二十六、成长期盼
我要一天换一个。”简臻散漫地想象,又散漫地说出她的喜好。
“好,”范旻远失笑道,“你把自己盖成一只福娃就是离成功不远了。”
“范旻远。”
“嗯?”
“你人真好,谢谢你。”虽不至于豁然开朗,但范旻远的话给了简臻许多安抚和动力。
范旻远玩笑道:“拜托你,别给我发好人卡,你早点把我在你心里的身份地位给安排妥当比较要紧。”

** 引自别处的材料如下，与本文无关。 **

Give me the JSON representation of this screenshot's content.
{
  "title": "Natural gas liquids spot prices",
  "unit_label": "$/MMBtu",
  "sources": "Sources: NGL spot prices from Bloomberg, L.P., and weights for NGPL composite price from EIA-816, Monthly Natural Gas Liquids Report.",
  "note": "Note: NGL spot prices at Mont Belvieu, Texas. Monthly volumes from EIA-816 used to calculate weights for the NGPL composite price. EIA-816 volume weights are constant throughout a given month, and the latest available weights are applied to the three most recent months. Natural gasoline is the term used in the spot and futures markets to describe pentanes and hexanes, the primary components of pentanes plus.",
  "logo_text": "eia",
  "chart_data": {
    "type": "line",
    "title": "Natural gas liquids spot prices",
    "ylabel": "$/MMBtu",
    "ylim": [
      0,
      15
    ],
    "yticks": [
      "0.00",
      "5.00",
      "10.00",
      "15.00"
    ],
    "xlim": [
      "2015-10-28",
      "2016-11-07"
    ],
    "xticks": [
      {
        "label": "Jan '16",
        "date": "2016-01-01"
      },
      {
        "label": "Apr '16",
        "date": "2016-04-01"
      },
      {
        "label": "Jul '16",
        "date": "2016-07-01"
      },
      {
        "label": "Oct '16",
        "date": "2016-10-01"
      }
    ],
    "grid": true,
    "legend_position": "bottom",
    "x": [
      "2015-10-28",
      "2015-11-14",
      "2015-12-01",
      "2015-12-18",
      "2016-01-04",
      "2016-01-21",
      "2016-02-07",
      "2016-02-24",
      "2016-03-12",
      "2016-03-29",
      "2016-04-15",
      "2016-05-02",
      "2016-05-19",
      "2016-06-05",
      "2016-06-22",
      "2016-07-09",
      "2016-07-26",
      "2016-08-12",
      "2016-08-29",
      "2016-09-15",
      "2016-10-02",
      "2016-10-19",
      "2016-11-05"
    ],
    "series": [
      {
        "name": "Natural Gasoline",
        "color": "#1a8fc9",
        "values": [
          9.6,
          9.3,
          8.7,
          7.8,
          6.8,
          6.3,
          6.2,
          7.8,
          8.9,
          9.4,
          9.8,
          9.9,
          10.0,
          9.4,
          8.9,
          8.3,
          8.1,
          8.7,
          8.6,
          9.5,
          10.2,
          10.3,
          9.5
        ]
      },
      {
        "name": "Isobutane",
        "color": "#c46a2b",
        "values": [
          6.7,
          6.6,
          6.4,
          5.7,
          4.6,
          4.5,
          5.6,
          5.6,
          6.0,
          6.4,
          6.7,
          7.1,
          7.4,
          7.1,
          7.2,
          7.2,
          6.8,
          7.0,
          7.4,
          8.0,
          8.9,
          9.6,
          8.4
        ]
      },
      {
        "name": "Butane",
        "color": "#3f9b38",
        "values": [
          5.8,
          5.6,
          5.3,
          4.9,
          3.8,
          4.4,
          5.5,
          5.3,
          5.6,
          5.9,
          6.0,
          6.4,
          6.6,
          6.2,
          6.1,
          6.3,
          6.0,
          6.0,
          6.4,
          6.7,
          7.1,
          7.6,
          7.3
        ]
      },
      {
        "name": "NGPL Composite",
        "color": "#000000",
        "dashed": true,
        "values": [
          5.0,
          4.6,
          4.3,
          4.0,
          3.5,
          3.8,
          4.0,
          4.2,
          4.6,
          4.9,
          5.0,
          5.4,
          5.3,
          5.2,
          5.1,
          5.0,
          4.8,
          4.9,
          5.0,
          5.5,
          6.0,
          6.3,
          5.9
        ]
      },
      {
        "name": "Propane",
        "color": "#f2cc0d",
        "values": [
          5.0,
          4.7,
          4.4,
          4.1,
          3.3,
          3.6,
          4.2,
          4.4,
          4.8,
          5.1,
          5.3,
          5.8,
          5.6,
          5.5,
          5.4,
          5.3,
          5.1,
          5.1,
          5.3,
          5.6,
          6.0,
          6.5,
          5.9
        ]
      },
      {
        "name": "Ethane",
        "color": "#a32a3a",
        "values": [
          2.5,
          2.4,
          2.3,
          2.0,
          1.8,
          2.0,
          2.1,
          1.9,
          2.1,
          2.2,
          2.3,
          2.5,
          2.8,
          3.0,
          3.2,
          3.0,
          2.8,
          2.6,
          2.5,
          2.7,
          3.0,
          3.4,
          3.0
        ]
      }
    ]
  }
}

简臻疑惑道:“嗯?别发好人卡这种话好像有谁跟我说过……”
范旻远登时笑不下去了,如临大敌地问:“谁?!”
……
范旻远和简臻聊到将近凌晨,才将简臻送回家。
简臻睡了近来少有的一个好觉,而后精神饱满地上班去了。
轻快的脚步在走进工作室后戛然而止,简臻没料到这么快就又要招呼不速之客——廖舒晟。
廖舒晟有早上晨运的习惯,五点半起床,不到六点出门散步、打太极,七点吃早饭,却没有像往常那样回家休息,而是花了一个小时步行前来,又站在门外等了半个小时,才等到提前来工作室上班的人给他开门。
廖牧来上班时也是十分惊讶,“哥哥,你这是干嘛呀?”
廖舒晟冷哼一声,说:“来看看你的学生们呀。”
“你看她们干嘛呀?”
廖舒晟不讲道理地反问:“不能看吗?”
廖牧:“……”
简臻在网络上看到过一个说法:有一部分男性在六七十岁的时候也会经历更年期,身体和心态都会有较大的变化。
眼前这位老大爷,似乎就是处于那种时期。
廖舒晟在廖牧面前咄咄逼人阴阳怪气的发言更能显示他正处于更年期的嫌疑,他眉头紧锁嘴角狠狠地往下撇,在廖牧跟前踱步,时不时说几句话:“为了这些学生,连自己家里的孩子都顾不上了,我还不能好奇了?我也是廖家的人,我也是廖氏漆艺的传人,和姓廖的人有关的事,我都能管……”
廖牧懒得跟他废话,专心忙手上的工作。
廖舒晟在廖牧跟前自言自语得腻了,便去寻找下一个攻击目标。
廖舒晟背着手在工作室里慢步走来走去,在每一张桌子旁停一会儿,凝视大家的动作,像个监考老师。
工作室里的众人迎来了一场突如其来的考试,每个人都低着头,目不斜视,一心一意地让自己的动作更精准,生怕在技术上露出马脚被廖舒晟抓住。
大多数人都是自作多情了,廖舒晟根本没有同他们废话的念头,他的目标是简臻。
廖舒晟走到简臻桌子边上,转身面对着简臻手中的漆器,严厉地盯着。
龙凤茶杯的订单还没有做完,光是简臻手头上就还有两单。她已经完成了底色的髹漆,此刻正在专注于其上的龙凤纹饰。她的习惯是在阴刻出图样纹路之后,将边上的彩绘先画了,再填漆,省得填漆和彩绘要分两次阴干。
廖舒晟看了近十分钟,发现挑不出什么毛病来,他倒有些生气了,语气有点冲地问简臻:“你是学美术的吗?”
简臻的画笔在漆面上方顿了一下,没想到廖舒晟会和她说话。她好不容易才逼着自己适应了廖舒晟极其锐利的视线,以为成功在望,没想到廖舒晟还有后招,她又得重新振作勇气来应付。
简臻压着嗓音里胆怯和卑微,尽可能镇定地说:“廖先生好,我不是学美术的,我的绘画全是来工作室之后才学的。”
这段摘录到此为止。